Diretto contro Guido, ma anche contro se stesso, il teso miscuglio di disprezzo, pietà e furore forma un rictus spaventoso attorno alla bocca di Luisa il cui volto dolente, consapevole e distruttivo ne è un emblema, fedele al film come il sorriso di Guido, generoso, compiacente e depressivo. Il mondo ha le facce che può avere.

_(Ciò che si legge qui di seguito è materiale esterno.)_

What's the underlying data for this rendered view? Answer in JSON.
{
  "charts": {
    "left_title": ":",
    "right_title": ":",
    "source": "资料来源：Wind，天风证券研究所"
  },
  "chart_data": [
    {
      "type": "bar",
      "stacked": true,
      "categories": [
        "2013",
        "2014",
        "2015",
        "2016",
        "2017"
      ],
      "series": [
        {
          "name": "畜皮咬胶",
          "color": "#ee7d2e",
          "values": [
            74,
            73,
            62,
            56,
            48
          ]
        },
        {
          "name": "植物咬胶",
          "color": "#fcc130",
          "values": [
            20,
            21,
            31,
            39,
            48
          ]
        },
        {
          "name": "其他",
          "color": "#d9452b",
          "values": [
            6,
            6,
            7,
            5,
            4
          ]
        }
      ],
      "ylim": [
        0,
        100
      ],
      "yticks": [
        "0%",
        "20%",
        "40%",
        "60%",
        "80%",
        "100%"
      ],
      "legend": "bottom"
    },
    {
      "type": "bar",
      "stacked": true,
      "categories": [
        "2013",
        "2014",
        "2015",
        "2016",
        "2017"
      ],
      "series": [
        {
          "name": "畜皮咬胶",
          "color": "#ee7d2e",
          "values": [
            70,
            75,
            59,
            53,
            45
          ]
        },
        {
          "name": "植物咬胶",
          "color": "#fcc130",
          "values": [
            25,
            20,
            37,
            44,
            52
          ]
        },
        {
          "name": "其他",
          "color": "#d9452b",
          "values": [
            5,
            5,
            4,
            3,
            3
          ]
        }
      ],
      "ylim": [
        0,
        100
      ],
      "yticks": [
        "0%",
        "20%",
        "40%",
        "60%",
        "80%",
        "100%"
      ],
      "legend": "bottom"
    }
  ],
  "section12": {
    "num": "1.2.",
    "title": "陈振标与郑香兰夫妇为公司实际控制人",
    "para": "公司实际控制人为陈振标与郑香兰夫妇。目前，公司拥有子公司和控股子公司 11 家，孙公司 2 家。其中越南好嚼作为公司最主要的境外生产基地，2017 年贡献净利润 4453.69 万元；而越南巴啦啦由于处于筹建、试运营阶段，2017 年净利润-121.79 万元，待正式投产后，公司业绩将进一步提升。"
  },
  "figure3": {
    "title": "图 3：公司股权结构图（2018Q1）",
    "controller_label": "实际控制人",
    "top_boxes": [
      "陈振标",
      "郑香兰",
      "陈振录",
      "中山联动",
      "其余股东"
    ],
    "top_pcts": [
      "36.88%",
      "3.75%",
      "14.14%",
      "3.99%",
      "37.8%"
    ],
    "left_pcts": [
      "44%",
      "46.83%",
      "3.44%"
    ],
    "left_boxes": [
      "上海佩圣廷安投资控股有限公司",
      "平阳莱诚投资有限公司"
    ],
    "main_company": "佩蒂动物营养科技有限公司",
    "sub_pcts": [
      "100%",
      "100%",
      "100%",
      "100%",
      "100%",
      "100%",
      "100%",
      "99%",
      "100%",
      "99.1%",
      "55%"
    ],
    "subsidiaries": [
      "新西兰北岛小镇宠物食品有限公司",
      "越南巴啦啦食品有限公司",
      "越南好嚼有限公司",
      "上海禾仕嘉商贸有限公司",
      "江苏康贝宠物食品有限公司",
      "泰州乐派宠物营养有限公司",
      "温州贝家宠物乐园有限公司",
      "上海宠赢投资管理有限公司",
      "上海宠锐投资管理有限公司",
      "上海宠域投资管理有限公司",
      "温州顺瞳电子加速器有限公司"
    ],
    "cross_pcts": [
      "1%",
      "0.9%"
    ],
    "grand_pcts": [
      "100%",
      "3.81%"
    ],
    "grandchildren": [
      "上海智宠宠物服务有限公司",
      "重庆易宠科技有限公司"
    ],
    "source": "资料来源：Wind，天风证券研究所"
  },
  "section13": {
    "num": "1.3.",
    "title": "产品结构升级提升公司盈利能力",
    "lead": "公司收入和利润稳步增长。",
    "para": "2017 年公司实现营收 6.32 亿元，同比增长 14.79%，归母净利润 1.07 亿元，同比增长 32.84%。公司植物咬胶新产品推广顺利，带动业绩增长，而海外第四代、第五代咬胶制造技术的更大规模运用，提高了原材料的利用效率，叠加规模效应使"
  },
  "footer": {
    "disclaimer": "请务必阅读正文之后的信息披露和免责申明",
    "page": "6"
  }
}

Guido vede ma non sente, nascosto dietro gli occhiali scuri. Ignaro della conversazione e dei problemi che si presentano in essa, crea il suo mondo felice. Gli altri sentono, ma non vedono: immersi nei loro problemi, non ammettono che c'è un mondo fuori di loro. È questo il contesto che dà ricchezza e verità allo schematismo delle grandi scene finali. La ciranda della felicità, in cui si recupera la fraternità universale e la purezza delle bianche figure, sarebbe sentimentalismo se fosse di rose, se presentato come soluzione. Essendo però irreale, solo visione, è giusto che sia trionfante, poiché concilia dolorose contraddizioni. Essendo trionfante e irrealistico, si tinge di malinconia e ha una bellezza toccata dall'improbabile. La tua bugia è la tua verità, euforia e gola stretta: l'apoteosi diventa segno della tua stessa assenza.

* Roberto Schwarz è un professore in pensione di teoria letteraria all'Unicamp. Autore, tra gli altri libri, di Qualunque cosa (Editore 34).

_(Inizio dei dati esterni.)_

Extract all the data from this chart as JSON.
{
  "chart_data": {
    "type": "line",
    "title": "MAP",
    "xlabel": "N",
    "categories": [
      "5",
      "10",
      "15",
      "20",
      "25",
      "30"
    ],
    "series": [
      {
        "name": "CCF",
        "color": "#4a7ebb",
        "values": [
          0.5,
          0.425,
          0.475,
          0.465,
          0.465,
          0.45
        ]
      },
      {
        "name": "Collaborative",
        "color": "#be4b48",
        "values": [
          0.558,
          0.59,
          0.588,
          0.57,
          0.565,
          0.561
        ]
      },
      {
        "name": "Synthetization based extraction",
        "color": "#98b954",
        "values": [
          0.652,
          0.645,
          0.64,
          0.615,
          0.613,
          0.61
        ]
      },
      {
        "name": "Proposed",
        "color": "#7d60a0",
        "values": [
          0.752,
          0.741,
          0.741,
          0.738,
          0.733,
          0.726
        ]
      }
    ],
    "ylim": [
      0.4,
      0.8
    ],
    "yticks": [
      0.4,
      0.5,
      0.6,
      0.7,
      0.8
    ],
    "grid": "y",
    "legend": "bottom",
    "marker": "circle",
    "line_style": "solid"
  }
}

Originariamente pubblicato, con il titolo "Il ragazzo perduto e l'industria", in supplemento letterario dal giornale Lo Stato di San Paolo, in 1964.

Riferimento


(otto e mezzo)
Italia, 1963, 138 minuti
Regia: Federico Fellini
Interpreti: Marcello Mastroianni, Anouk Aimee, Sandra Milo

note:


[1] Nel suo saggio su Le affinità elettive, Walter Benjamin commenta la resistenza di Goethe al matrimonio: “Preso atto della tremenda esigenza delle forze del mito, conciliabili solo attraverso la costanza del sacrificio, Goethe si ribellò”, in Caratteri, Suhrkamp, ​​​​Francoforte a. M., 1955, pag. 99.

[2] “Sente che vivendo ostacola il proprio cammino. Ma in questo impedimento, invece, trova la prova che vive”, F. Kafka, “Lui”, in Descrizione di un combattimento.

[3] “L’industrializzazione capitalistica del cinema preclude all’uomo contemporaneo il diritto di vedersi riprodotto”, Walter Benjamin, L'opera d'arte al momento della sua riproduzione tecnica.